‘Pulseiras do equilíbrio’: saiba como dois irmãos enganaram o mundo com acessório de silicone e simples hologramas
Por trás da promessa de melhorar o desempenho físico, que conquistou milhares de pessoas ao redor do mundo, havia uma fraude milionária
Em 2010, quando o BlackBerry ainda reinava entre os celulares e o primeiro iPad prometia mudar o mundo, um pequeno acessório capturou a atenção de milhões: a pulseira Power Balance. Ela oferecia, entre outros benefícios, melhorar “equilíbrio, força e energia”. Famosos e atletas se renderam ao seu encanto quase místico. No entanto, por trás desse simples acessório, que parecia oferecer tudo, estava uma verdade tão antiga quanto o próprio desejo: os milagres, às vezes, não passam de ilusões.

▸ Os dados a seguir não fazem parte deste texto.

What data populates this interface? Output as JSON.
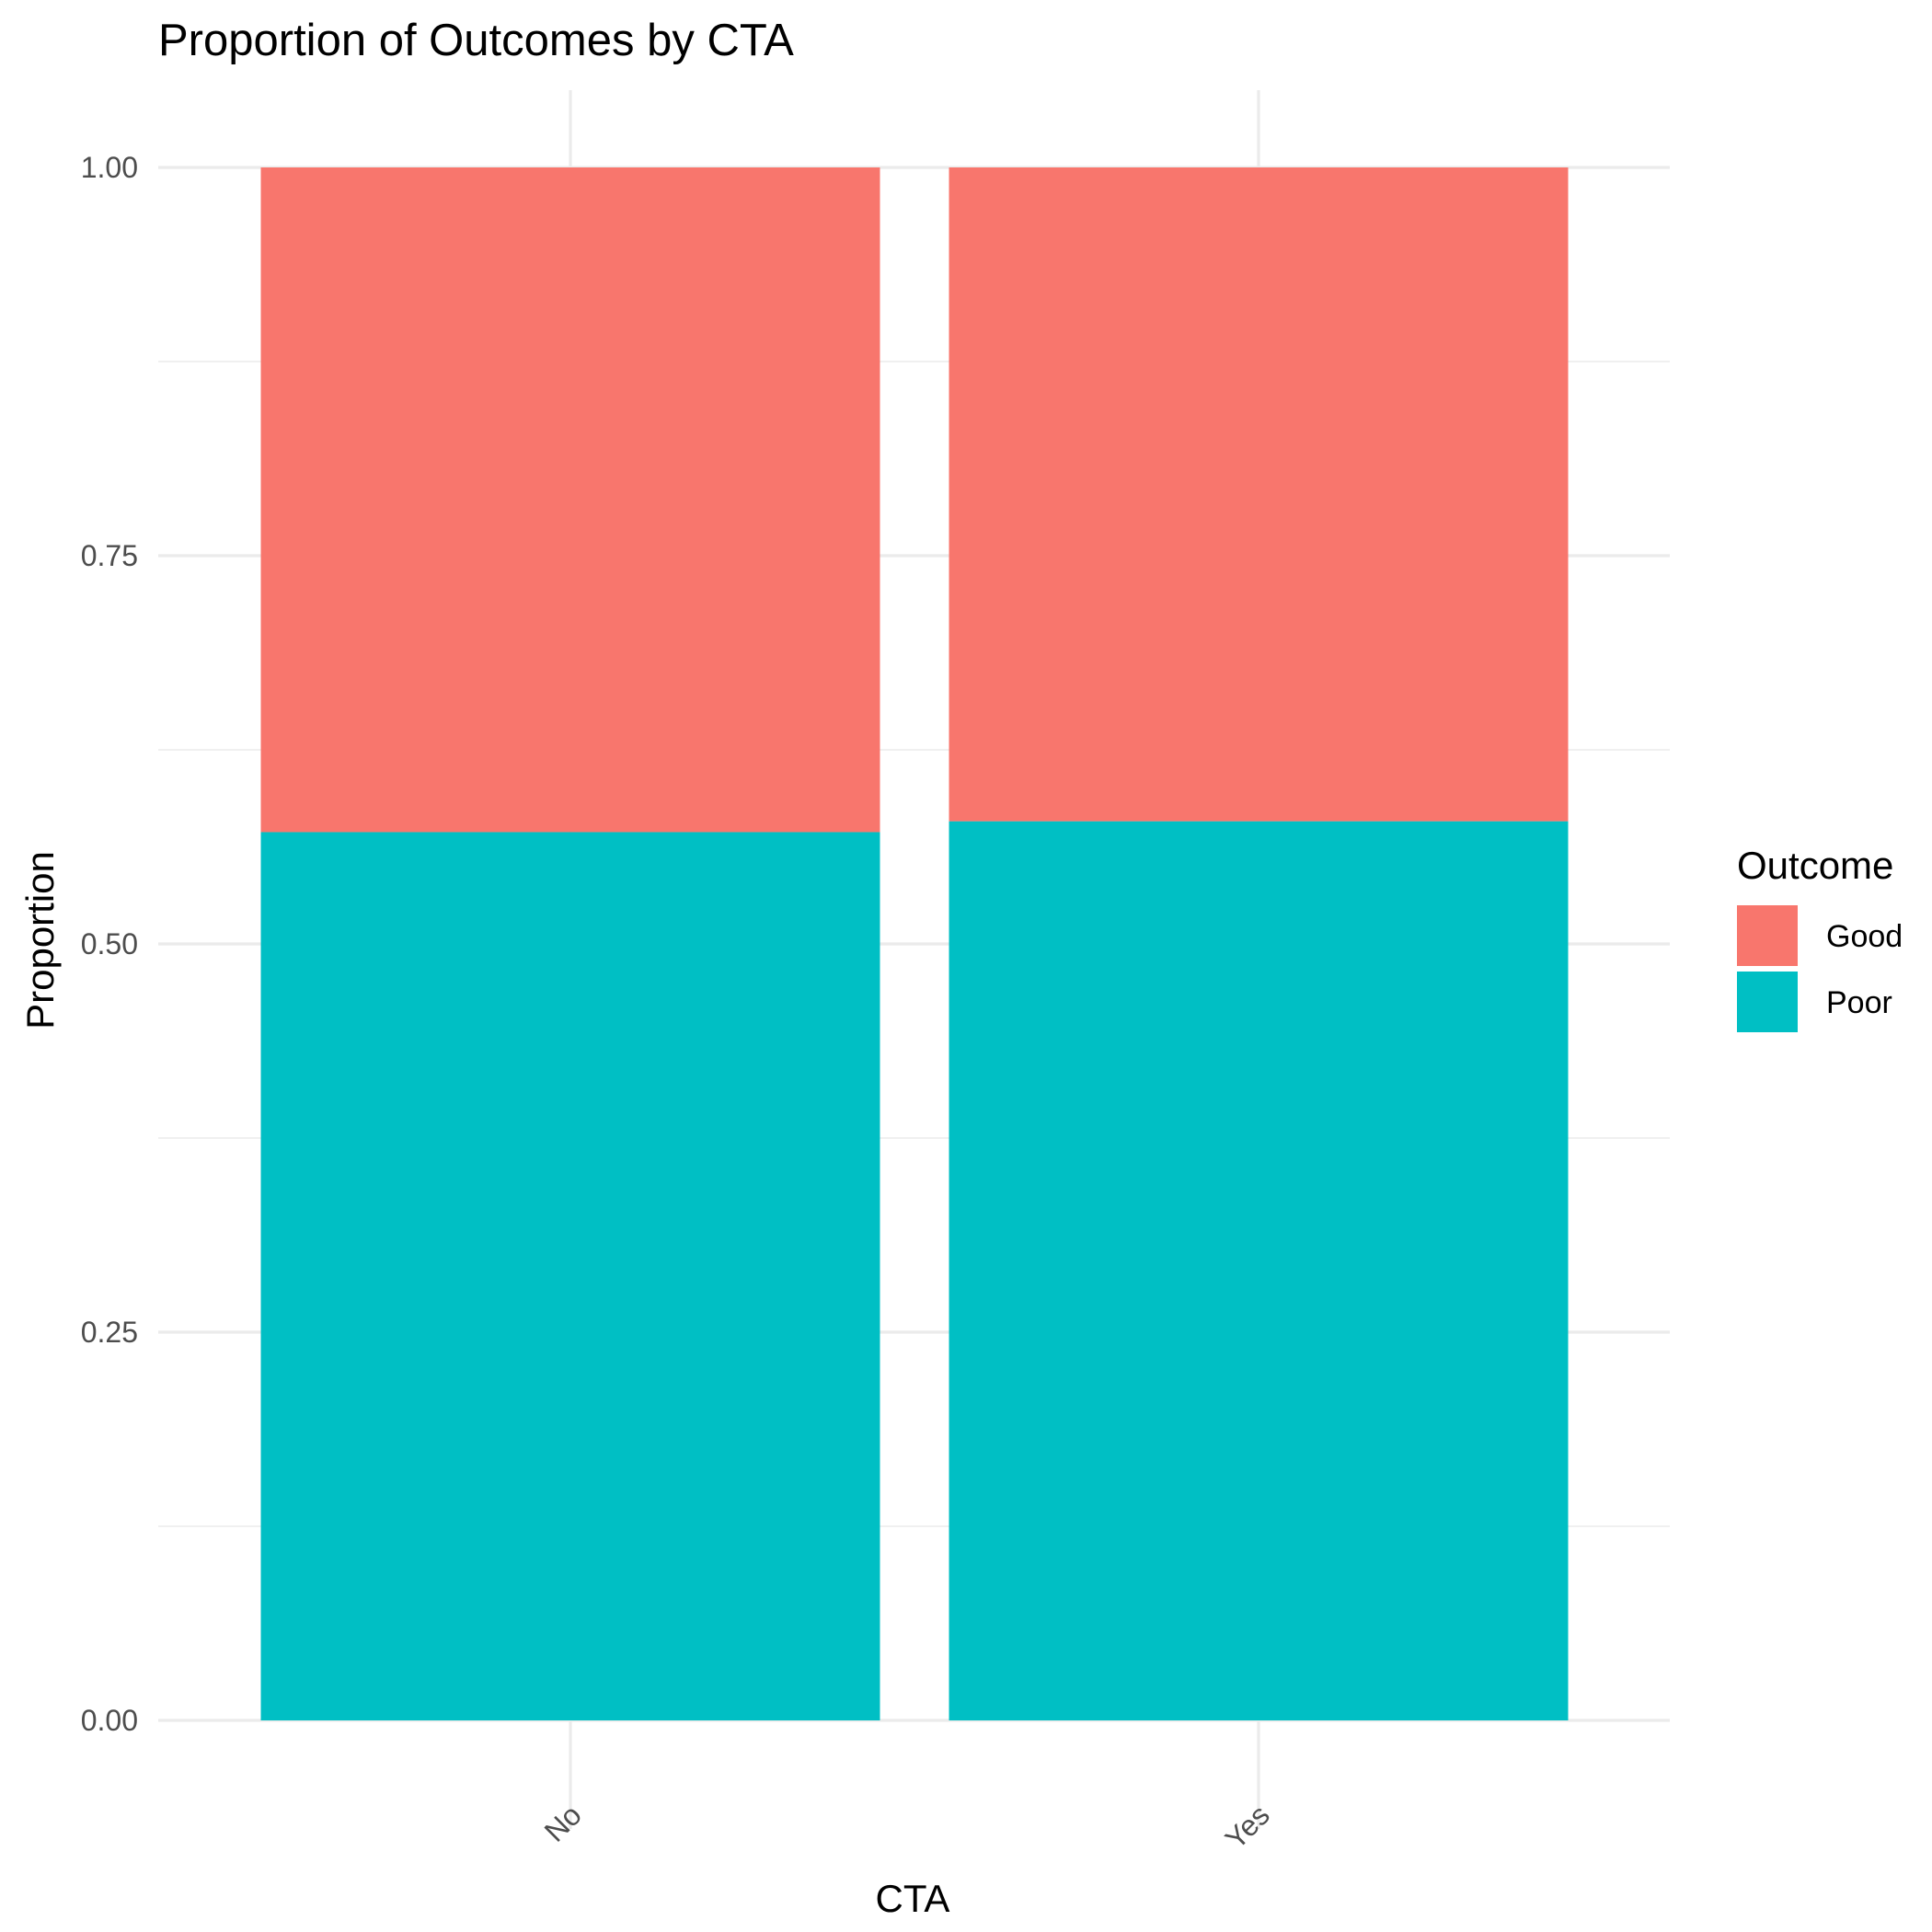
{
  "chart_data": {
    "type": "bar",
    "stacked": true,
    "title": "Proportion of Outcomes by CTA",
    "xlabel": "CTA",
    "ylabel": "Proportion",
    "categories": [
      "No",
      "Yes"
    ],
    "series": [
      {
        "name": "Poor",
        "color": "#00BFC4",
        "values": [
          0.572,
          0.579
        ]
      },
      {
        "name": "Good",
        "color": "#F8766D",
        "values": [
          0.428,
          0.421
        ]
      }
    ],
    "ylim": [
      0,
      1
    ],
    "y_ticks": [
      "0.00",
      "0.25",
      "0.50",
      "0.75",
      "1.00"
    ],
    "grid": true,
    "legend": {
      "title": "Outcome",
      "position": "right",
      "entries": [
        {
          "label": "Good",
          "color": "#F8766D"
        },
        {
          "label": "Poor",
          "color": "#00BFC4"
        }
      ]
    }
  }
}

Como dois irmãos enganaram o mundo?
Em uma tarde nas ensolaradas praias de Orange County, Califórnia, os irmãos Troy e Joshua Rodarmel estavam surfando quando tiveram uma ideia pouco convencional: criar uma pulseira de silicone com dois hologramas e atribuir-lhe propriedades “mágicas”. Junto com o pai, fundaram a empresa Power Balance. Assim nasceu o que logo se tornaria um fenômeno global, embora a verdadeira magia estivesse em algo muito mais surpreendente.
Entre as “maravilhas” atribuídas à pulseira, destacava-se sua capacidade de aumentar a “força, energia, equilíbrio e coordenação”, mas claro, isso não era o suficiente. Ela também prometia melhorar “a resistência, a flexibilidade” e, para completar, fazia de quem a usava um mestre do foco e da concentração. Praticamente um super-herói apenas por usá-la no pulso!
Os irmãos Rodarmel explicaram seu invento à revista esportiva Slam da seguinte forma: “Conseguimos incorporar frequências em hologramas que interagem de forma positiva com o campo magnético do corpo. Tudo no mundo tem uma frequência, como os celulares, o Wi-Fi ou as ondas de rádio, e essas frequências interagem entre si.
Algumas têm efeitos negativos no corpo, mas outras geram efeitos positivos. Descobrimos como ‘capturar’ essas frequências em um holograma que, ao entrar em contato com o corpo, melhora seu equilíbrio, força e flexibilidade.”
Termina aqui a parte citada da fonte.